(1) This situation has planar symmetry, so we expect that, in analogy to the electric field of a flat charged sheet, the field on either side of the plate is uniform. That is to say,
the magnitude and direction of the magnetic field does not depend on the distance from the plane. Before we can use Ampere.s law to verify this dependence, we must determine the direction of the magnetic field at an arbitrary point P above the charged sheet.
(2) We divide the sheet into thin parallel strips in the direction of the current. We then treat each strip as a current-carrying wire. A cross-sectional view of the sheet, looking into a direction opposite that of the current through the sheet, is shown in Fig. 29-34b. Using the right-hand rule, we find that the strip right underneath point P contrubutes a magnetic field that points parallel to the plate and to the left. Next, we look at the contrubutions from two stripes, 1 and 2, equidistant on either side of P (see Fig.29-34c).The two circles show the field lines from either strip that go through P. The magnitudes of the contributions from the two strips are equal and so we see that the sum of the contributions from these two strips also point parallel to the plate and to the left . Arguing this way, we can say that the entire magnetic field due to the sheet is parallel to the sheet and points to the left. Calculation : To use this fact in Ampere.s law, we choose the rectangular loop abcd as shown in Fig.29-34d as the Amperian loop. The width of this rectangular loop is L and its height is 2d. The line integral around the loop can then be written as the sum of four line integrals over each side of the rectangle.

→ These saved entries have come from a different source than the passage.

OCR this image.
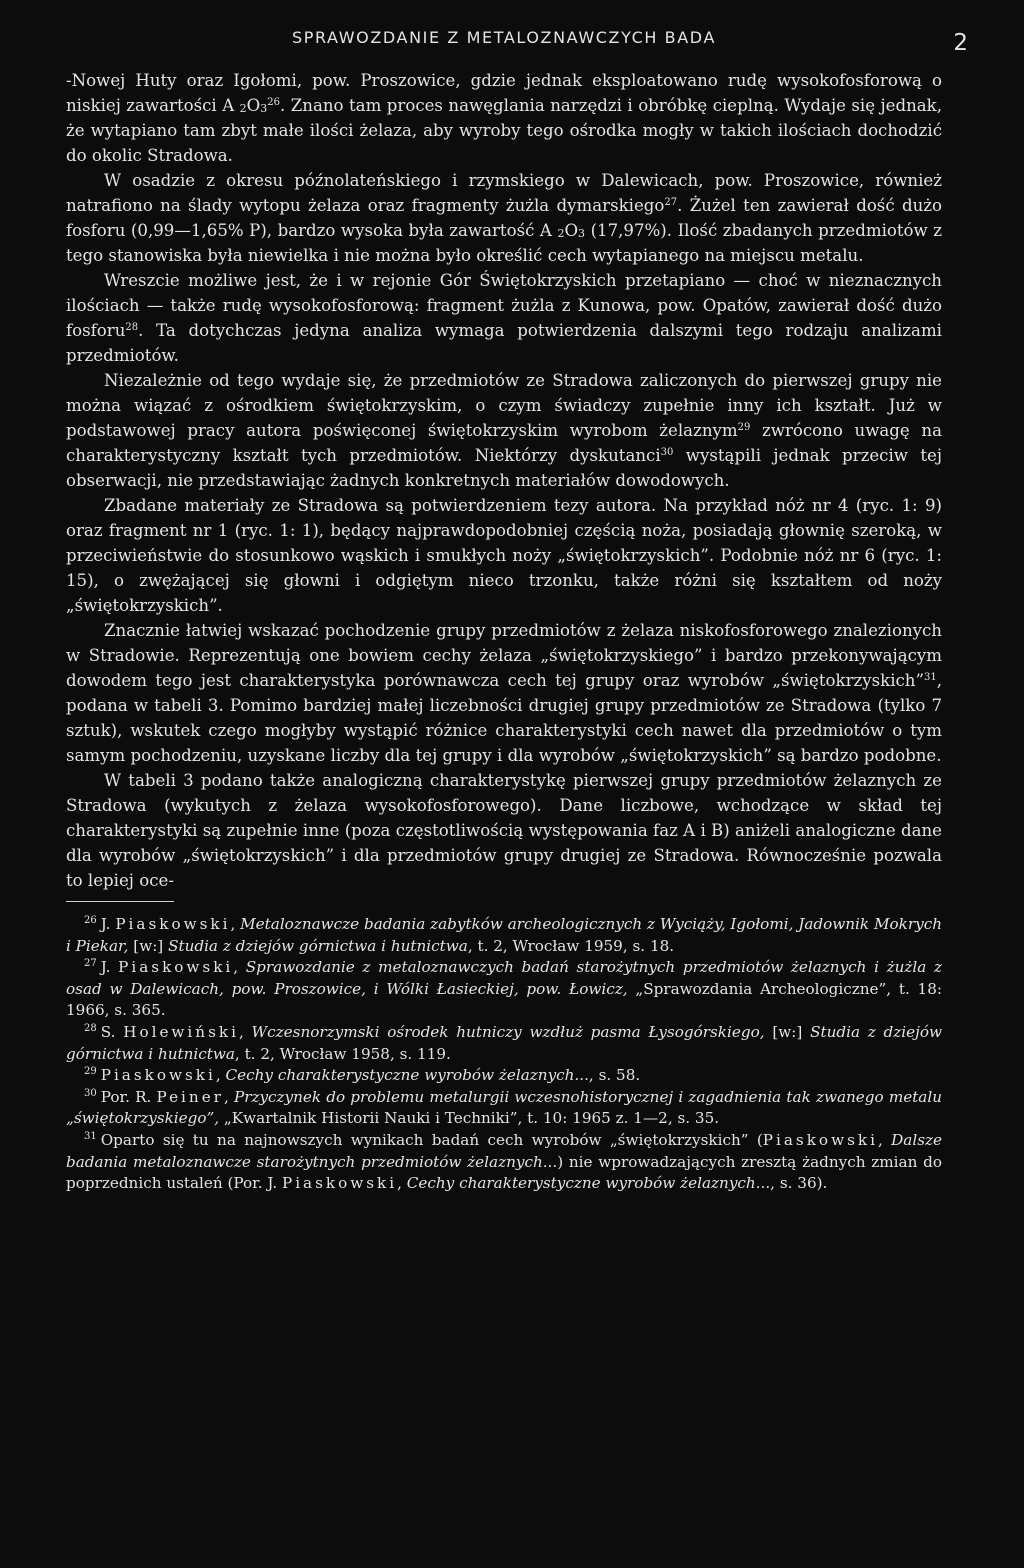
SPRAWOZDANIE Z METALOZNAWCZYCH BADA	2

-Nowej Huty oraz Igołomi, pow. Proszowice, gdzie jednak eksploatowano rudę wysokofosforową o niskiej zawartości A $_2O_3^{26}$. Znano tam proces nawęglania narzędzi i obróbkę cieplną. Wydaje się jednak, że wytapiano tam zbyt małe ilości żelaza, aby wyroby tego ośrodka mogły w takich ilościach dochodzić do okolic Stradowa.

W osadzie z okresu późnolateńskiego i rzymskiego w Dalewicach, pow. Proszowice, również natrafiono na ślady wytopu żelaza oraz fragmenty żużla dymarskiego$^{27}$. Żużel ten zawierał dość dużo fosforu (0,99—1,65% P), bardzo wysoka była zawartość A $_2O_3$ (17,97%). Ilość zbadanych przedmiotów z tego stanowiska była niewielka i nie można było określić cech wytapianego na miejscu metalu.

Wreszcie możliwe jest, że i w rejonie Gór Świętokrzyskich przetapiano — choć w nieznacznych ilościach — także rudę wysokofosforową: fragment żużla z Kunowa, pow. Opatów, zawierał dość dużo fosforu$^{28}$. Ta dotychczas jedyna analiza wymaga potwierdzenia dalszymi tego rodzaju analizami przedmiotów.

Niezależnie od tego wydaje się, że przedmiotów ze Stradowa zaliczonych do pierwszej grupy nie można wiązać z ośrodkiem świętokrzyskim, o czym świadczy zupełnie inny ich kształt. Już w podstawowej pracy autora poświęconej świętokrzyskim wyrobom żelaznym$^{29}$ zwrócono uwagę na charakterystyczny kształt tych przedmiotów. Niektórzy dyskutanci$^{30}$ wystąpili jednak przeciw tej obserwacji, nie przedstawiając żadnych konkretnych materiałów dowodowych.

Zbadane materiały ze Stradowa są potwierdzeniem tezy autora. Na przykład nóż nr 4 (ryc. 1: 9) oraz fragment nr 1 (ryc. 1: 1), będący najprawdopodobniej częścią noża, posiadają głownię szeroką, w przeciwieństwie do stosunkowo wąskich i smukłych noży „świętokrzyskich”. Podobnie nóż nr 6 (ryc. 1: 15), o zwężającej się głowni i odgiętym nieco trzonku, także różni się kształtem od noży „świętokrzyskich”.

Znacznie łatwiej wskazać pochodzenie grupy przedmiotów z żelaza niskofosforowego znalezionych w Stradowie. Reprezentują one bowiem cechy żelaza „świętokrzyskiego” i bardzo przekonywającym dowodem tego jest charakterystyka porównawcza cech tej grupy oraz wyrobów „świętokrzyskich”$^{31}$, podana w tabeli 3. Pomimo bardziej małej liczebności drugiej grupy przedmiotów ze Stradowa (tylko 7 sztuk), wskutek czego mogłyby wystąpić różnice charakterystyki cech nawet dla przedmiotów o tym samym pochodzeniu, uzyskane liczby dla tej grupy i dla wyrobów „świętokrzyskich” są bardzo podobne.

W tabeli 3 podano także analogiczną charakterystykę pierwszej grupy przedmiotów żelaznych ze Stradowa (wykutych z żelaza wysokofosforowego). Dane liczbowe, wchodzące w skład tej charakterystyki są zupełnie inne (poza częstotliwością występowania faz A i B) aniżeli analogiczne dane dla wyrobów „świętokrzyskich” i dla przedmiotów grupy drugiej ze Stradowa. Równocześnie pozwala to lepiej oce-

$^{26}$ J. Piaskowski, Metaloznawcze badania zabytków archeologicznych z Wyciąży, Igołomi, Jadownik Mokrych i Piekar, [w:] Studia z dziejów górnictwa i hutnictwa, t. 2, Wrocław 1959, s. 18.

$^{27}$ J. Piaskowski, Sprawozdanie z metaloznawczych badań starożytnych przedmiotów żelaznych i żużla z osad w Dalewicach, pow. Proszowice, i Wólki Łasieckiej, pow. Łowicz, „Sprawozdania Archeologiczne”, t. 18: 1966, s. 365.

$^{28}$ S. Holewiński, Wczesnorzymski ośrodek hutniczy wzdłuż pasma Łysogórskiego, [w:] Studia z dziejów górnictwa i hutnictwa, t. 2, Wrocław 1958, s. 119.

$^{29}$ Piaskowski, Cechy charakterystyczne wyrobów żelaznych..., s. 58.

$^{30}$ Por. R. Peiner, Przyczynek do problemu metalurgii wczesnohistorycznej i zagadnienia tak zwanego metalu „świętokrzyskiego”, „Kwartalnik Historii Nauki i Techniki”, t. 10: 1965 z. 1—2, s. 35.

$^{31}$ Oparto się tu na najnowszych wynikach badań cech wyrobów „świętokrzyskich” (Piaskowski, Dalsze badania metaloznawcze starożytnych przedmiotów żelaznych...) nie wprowadzających zresztą żadnych zmian do poprzednich ustaleń (Por. J. Piaskowski, Cechy charakterystyczne wyrobów żelaznych..., s. 36).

`ointvecB*dvecs=int_(a)^(b)vecB*dvecs+int_(b)^(c)vecB*dvecs+int_(c )^(d)vecB*dvecs+int_(d)^(a)vecB*dvecs`
Along the vertical sides bc and da, the magnetic field is perpendicular to the path and so the dot product `vecB*dvecs` is zero . Over the other two sides the magnetic field is parallel to the path and so `vecB*dvecs=Bds`.
Symmetry dicates that the magnitude of the magnetic field a distance d below the sheet is the same as that a distance d above it (because flipping the plane upside down should not alter the physical situation) and so we can take this magnitude, B out of the integral, that is
`oint vecB*dvecs=int_(ab)Bds+int_(cd)Bds=Bint_(ab)ds+Bint_(cd)ds`
The two remaining line integrals simply yield the lengths of the two sides and so the left hand side of Ampere.s law becomes
`ointvecB*dvecs=B(2L)=2BL`
Substituting for the right hand side of Eq. (29-42) into Ampere.s law we get
`2BL=mu_(0)KL`
`B=(1)/(2)mu_(0)K`
Conclude : So we see that the magnetic field does not depend on the distance to the plane just like the electric field of a large uniformly charged sheet.